Mote Aquarium and Mote Marine Laboratory. This is a blend of exhibits and research facilities. The aquarium contains a 135,000-gallon shark tank and hands-on displays in which children (and adults) can touch sea stars, hermit crabs, and Florida fighting conch. A second building houses the Marine Mammal Visitor Center and features two resident, lettuce-noshing manatees, Hugh and Buffett; immense sea turtles; and dolphin, whale, and sea turtle rehabilitation facilities. The aquarium showcases scientific research provided by the Mote Marine Laboratory, an independent, nonprofit organization dedicated to excellence in marine science and education. Mote's dolphin research program, in partnership with the Chicago Zoological Society, maintains the longest-running study of wild dolphins in the world.

1600 Ken Thompson Parkway

941-388-2451

www.mote.org

Daily 10 a.m-5 p.m. Adults $12, children $8.

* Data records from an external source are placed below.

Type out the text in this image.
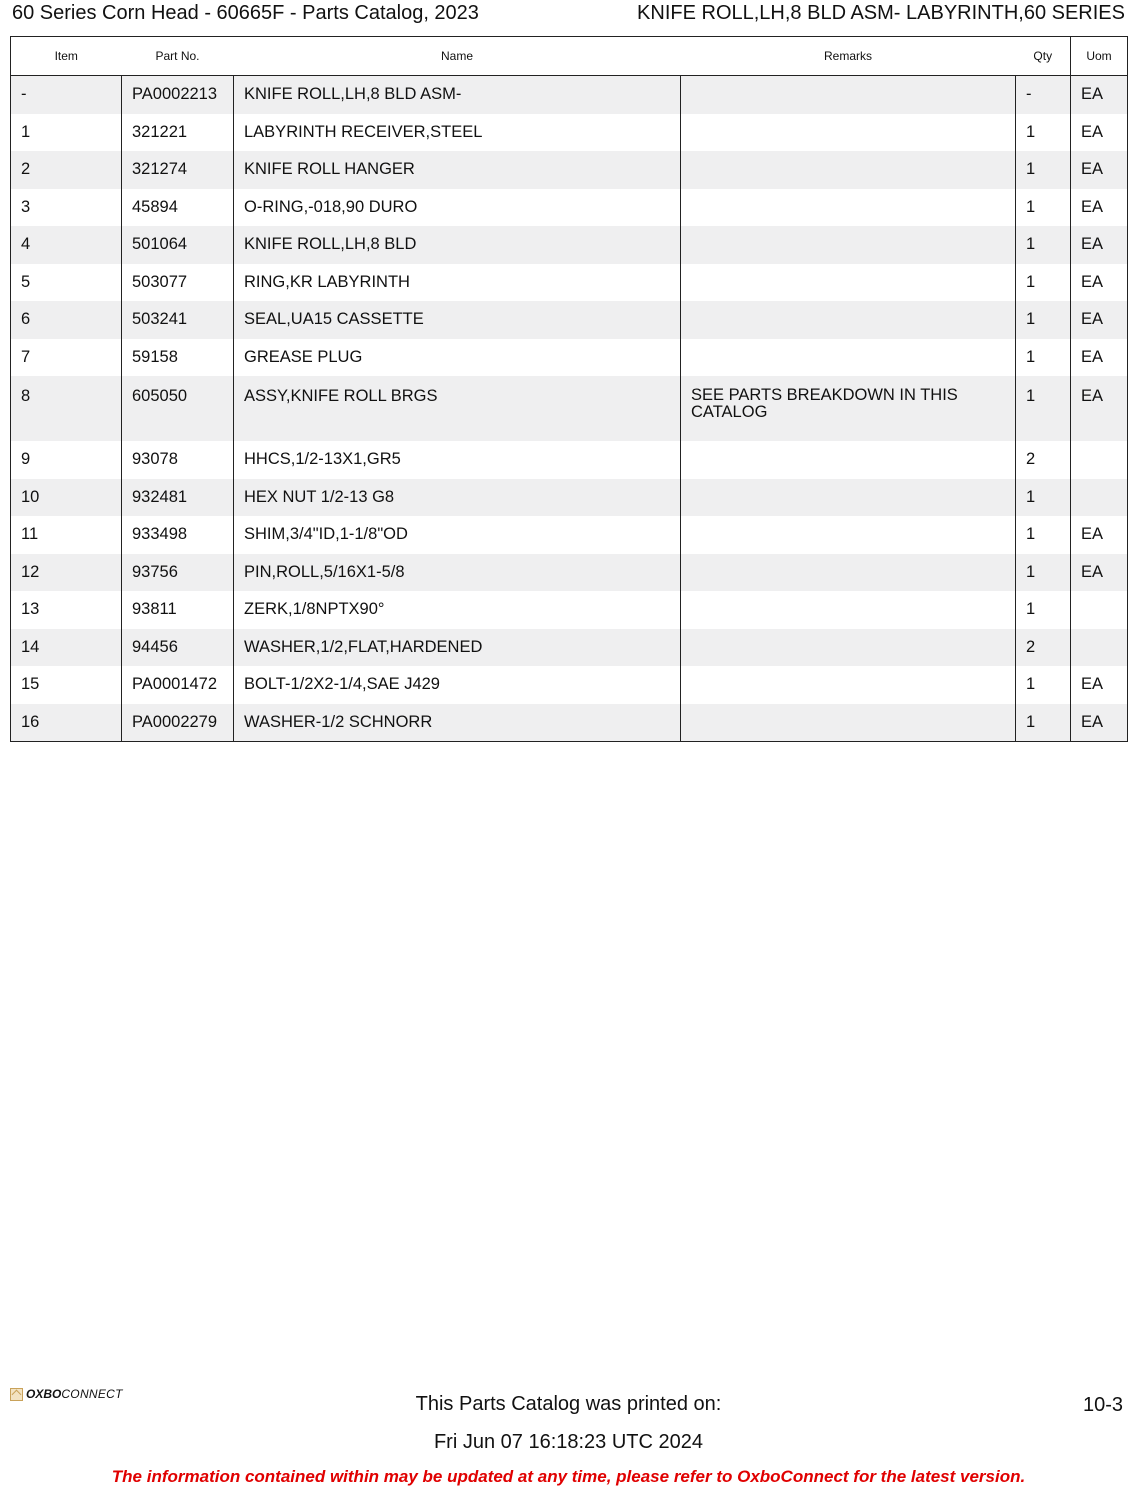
60 Series Corn Head - 60665F - Parts Catalog, 2023	KNIFE ROLL,LH,8 BLD ASM- LABYRINTH,60 SERIES
Item	Part No.	Name	Remarks	Qty	Uom
-	PA0002213	KNIFE ROLL,LH,8 BLD ASM-		-	EA
1	321221	LABYRINTH RECEIVER,STEEL		1	EA
2	321274	KNIFE ROLL HANGER		1	EA
3	45894	O-RING,-018,90 DURO		1	EA
4	501064	KNIFE ROLL,LH,8 BLD		1	EA
5	503077	RING,KR LABYRINTH		1	EA
6	503241	SEAL,UA15 CASSETTE		1	EA
7	59158	GREASE PLUG		1	EA
8	605050	ASSY,KNIFE ROLL BRGS	SEE PARTS BREAKDOWN IN THIS CATALOG	1	EA
9	93078	HHCS,1/2-13X1,GR5		2	
10	932481	HEX NUT 1/2-13 G8		1	
11	933498	SHIM,3/4"ID,1-1/8"OD		1	EA
12	93756	PIN,ROLL,5/16X1-5/8		1	EA
13	93811	ZERK,1/8NPTX90°		1	
14	94456	WASHER,1/2,FLAT,HARDENED		2	
15	PA0001472	BOLT-1/2X2-1/4,SAE J429		1	EA
16	PA0002279	WASHER-1/2 SCHNORR		1	EA
OXBO CONNECT	This Parts Catalog was printed on:
Fri Jun 07 16:18:23 UTC 2024
10-3
The information contained within may be updated at any time, please refer to OxboConnect for the latest version.
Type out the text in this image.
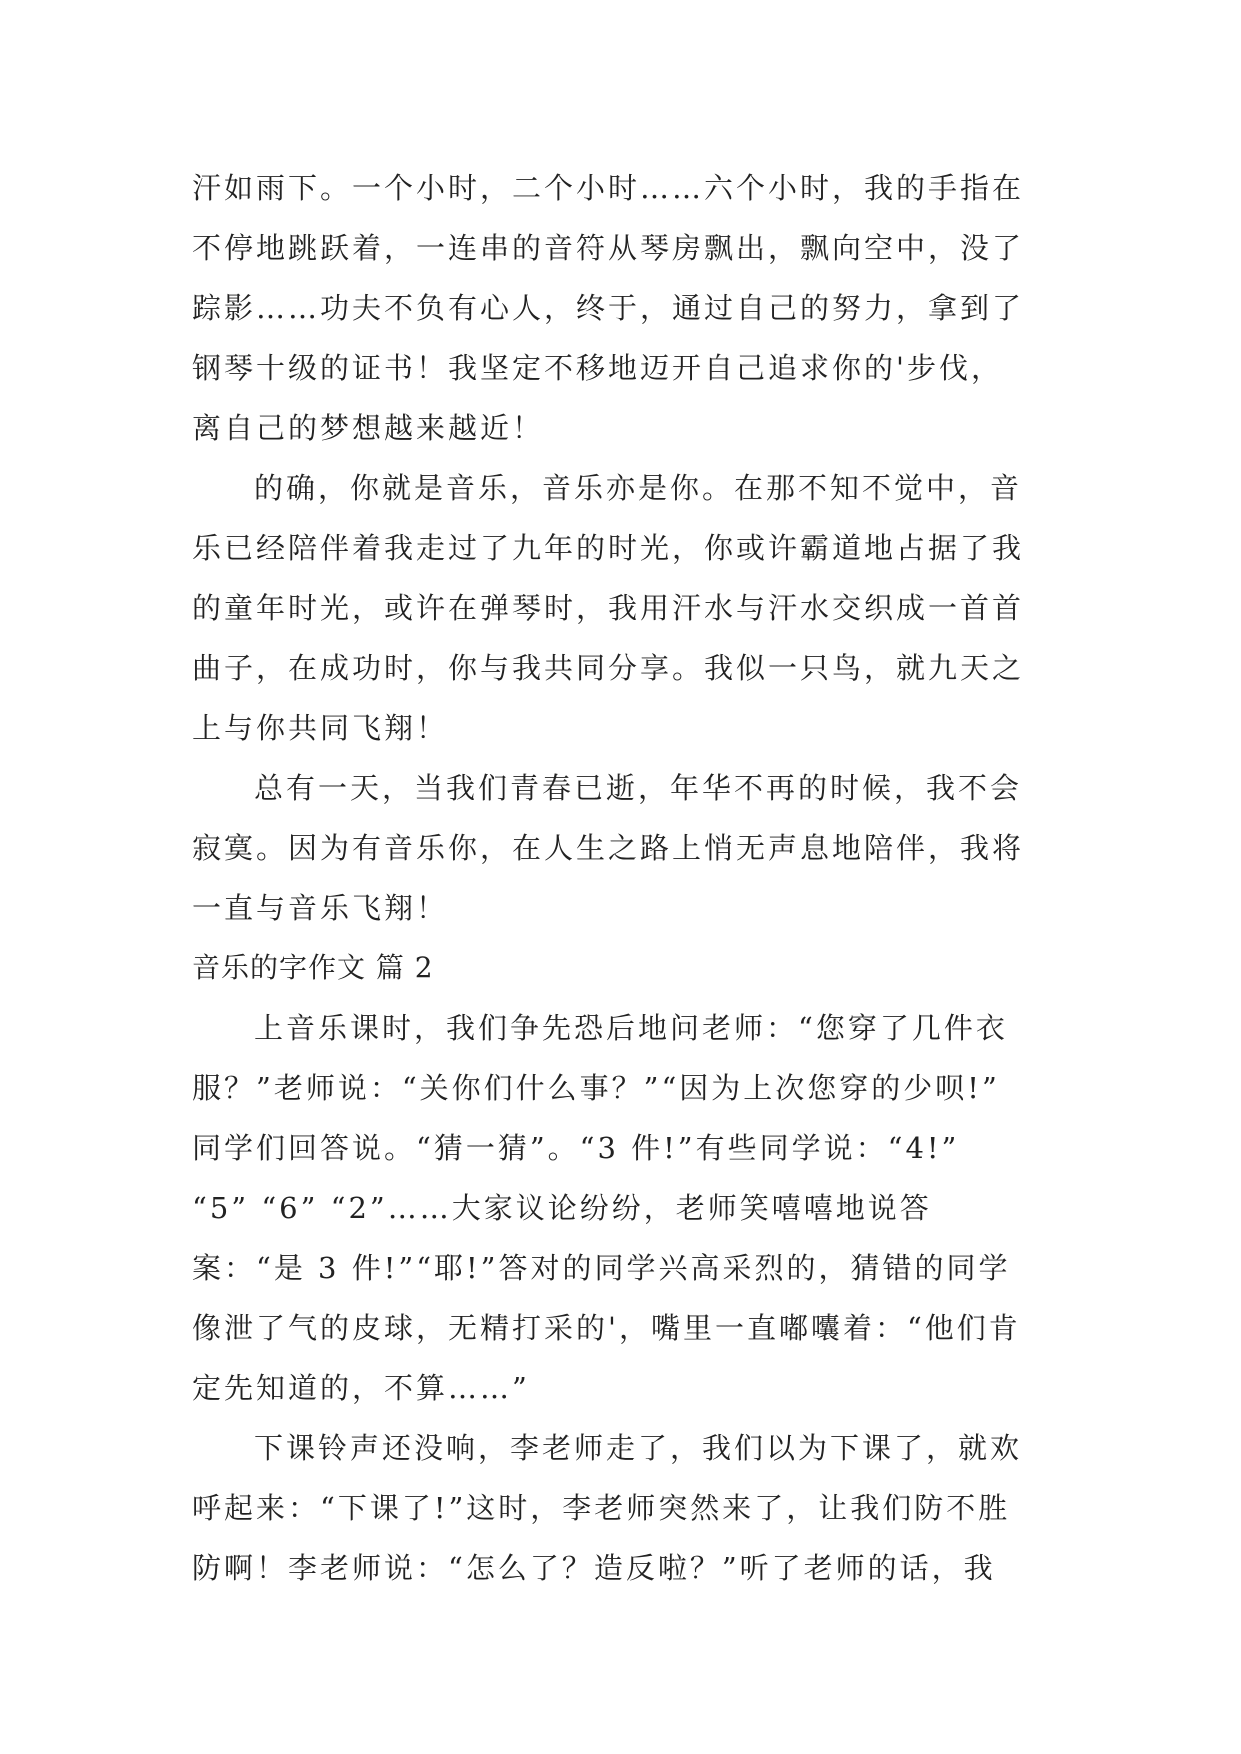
汗如雨下。一个小时，二个小时……六个小时，我的手指在
不停地跳跃着，一连串的音符从琴房飘出，飘向空中，没了
踪影……功夫不负有心人，终于，通过自己的努力，拿到了
钢琴十级的证书！我坚定不移地迈开自己追求你的'步伐，
离自己的梦想越来越近！
的确，你就是音乐，音乐亦是你。在那不知不觉中，音
乐已经陪伴着我走过了九年的时光，你或许霸道地占据了我
的童年时光，或许在弹琴时，我用汗水与汗水交织成一首首
曲子，在成功时，你与我共同分享。我似一只鸟，就九天之
上与你共同飞翔！
总有一天，当我们青春已逝，年华不再的时候，我不会
寂寞。因为有音乐你，在人生之路上悄无声息地陪伴，我将
一直与音乐飞翔！
音乐的字作文 篇 2
上音乐课时，我们争先恐后地问老师：“您穿了几件衣
服？”老师说：“关你们什么事？”“因为上次您穿的少呗!”
同学们回答说。“猜一猜”。“3 件!”有些同学说：“4!”
“5” “6” “2”……大家议论纷纷，老师笑嘻嘻地说答
案：“是 3 件!”“耶!”答对的同学兴高采烈的，猜错的同学
像泄了气的皮球，无精打采的'，嘴里一直嘟囔着：“他们肯
定先知道的，不算……”
下课铃声还没响，李老师走了，我们以为下课了，就欢
呼起来：“下课了!”这时，李老师突然来了，让我们防不胜
防啊！李老师说：“怎么了？造反啦？”听了老师的话，我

J.N. ''Ding" Darling National Wildlife Refuge. This is a good day trip out of Sarasota. About a half-hour from Fort Myers (which, itself, is 69 miles from Sarasota), Ding Darling is named after an avid environmental conservationist who was also a Pulitzer Prize-winning political cartoonist.

Along a 5-mile wildlife drive (closed Fridays), relatively serious birders jump out of their cars to check on their feathered friends, while others may just shrug and drive on to the education center, bike path, hiking path, kayak tour, or 90-minute tram tour. The tour is a pleasant and informative excursion, led by a friendly ''interpreter" (''I don't call myself a 'naturalist,' " he cracked.). Along the way, often with his help, we spotted a variety of herons (great blue, little blue, tricolored), egrets (great, reddish, snowy), white ibis, white pelican, willet, and several alligators. A number of children on board paid considerable attention, even to a rather lengthy discussion of mangrove trees

1 Wildlife Drive

Sanibel

239-472-1100

http://dingdarling.fws.gov

Daily 7:30 a.m.-5:30 p.m. Adults $1, vehicles $5.

Dalí Museum. Another short day trip, this one about an hour north in St. Petersburg, is to the Salvador Dalí Museum. Founded by an Ohio couple in 1982, it houses the world's largest collection of works by the surrealistic Spanish artist.

Even if you don't sign up for a guided tour, it is perfectly acceptable to tag along with one and pick up some insightful, often fascinating, information. The works include massive canvasses such as ''The Discovery of America by Christopher Columbus," ''The Hallucinogenic Toreador," and ''The Ecumenical Council," as well as sculptures like ''The Venus de Milo with Drawers" and such objects as ''The Lobster Telephone."

1000 3rd St. South

800-442-3254

www.salvadordalimuseum.org

Monday-Saturday 9:30 a.m.-5:30 p.m., Thursdays til 8, Sundays, noon-5:30. Adults $14, seniors $12, students $9, children 5-9 $3.50, under 5 free.

Dry Dock Waterfront Grill. We were lucky enough to have a friend, a Sarasota-based marine biologist, who one brilliant morning took us out on the waters around Longboat Key to search for -- and find -- the bottlenose dolphins on whom he conducts research (and assigns names, such as Jimmy Durante). Stopping for lunch, he pulled his boat up to the Dry Dock Waterfront Grill on Longboat, which stretches narrowly for some 11 miles between the Gulf of Mexico and Sarasota Bay. You don't have to know a local scientist to enjoy the Dry Dock, a pleasant place with great views and wonderful food. Specialties include ''the best grouper sandwich on Florida's West Coast."

412 Gulf of Mexico Drive

941-383-0102

Monday-Saturday from 11 a.m.; Sunday from 4 p.m. Entrees $6-$20.

Cliff Terry is a freelance writer in Chicago.